Pero la descalificación y la burla de la huelga de hambre merecen el comentario más contundente, la censura más redonda y enfática. Fue de veras digna de baldón la conducta del doctor Chaderton, representante de Venezuela ante la OEA, quien se ocupó, no sólo de señalar como bastardos los propósitos de los estudiantes, sino también de atreverse a sugerir que protagonizaban una mascarada de la cual saldrían más saludables de lo que estaban antes iniciar un simulado ayuno. Tal vez porque jamás haya sentido los latigazos del hambre, o porque entienda que la "revolución" está reñida con la compasión, o porque no tenga hijos por quienes velar y a quienes mantener, o porque considere desde la dorada atalaya de Washington que todos los gatos son pardos y que ninguno de esos inofensivos felinos sin garras lo alcanzará; su rol de chalequeador de los empeños juveniles, tal y como lo llevó a cabo, no lo enaltece como diplomático de una república que alguna vez fue civilizada. ¿Por qué sorprenderse, entonces, del gesto postrero de algunos "revolucionarios" frente a los huelguistas?
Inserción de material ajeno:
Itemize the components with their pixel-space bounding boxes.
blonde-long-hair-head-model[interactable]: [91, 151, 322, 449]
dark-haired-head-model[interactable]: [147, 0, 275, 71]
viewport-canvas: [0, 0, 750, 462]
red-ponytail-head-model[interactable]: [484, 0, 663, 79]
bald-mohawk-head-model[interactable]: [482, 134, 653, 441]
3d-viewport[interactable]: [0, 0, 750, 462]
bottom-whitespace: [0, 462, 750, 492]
Como también se sabe, se presentaron en el sitio de la huelga con el plan de cocinar una suculenta parrillada. Una punta trasera frente a las penalidades de un grupo de republicanos. ¿Qué tal? Pocas veces, seguramente jamás, se haya presenciado en Venezuela una actitud tan indecente, una conducta de magnitudes mayúsculamente inciviles, un desdén así de olímpico, una respuesta tan grotesca frente a una reacción de esencia cabalmente republicana. Pero podía esperarse, por desdicha, no en balde contaba con el prólogo del diplomático de marras.
Tales son algunas de las lecciones que se desprenden de un suceso aparentemente pequeño como el que se ha comentado. No son lecciones enaltecedoras. Traen a colación los rasgos de una descomposición que pocas veces ha experimentado la república. Si para llevarnos como sociedad a esos sumideros quieren los chavistas perpetuarse en el poder, "más les valiera estar duerme".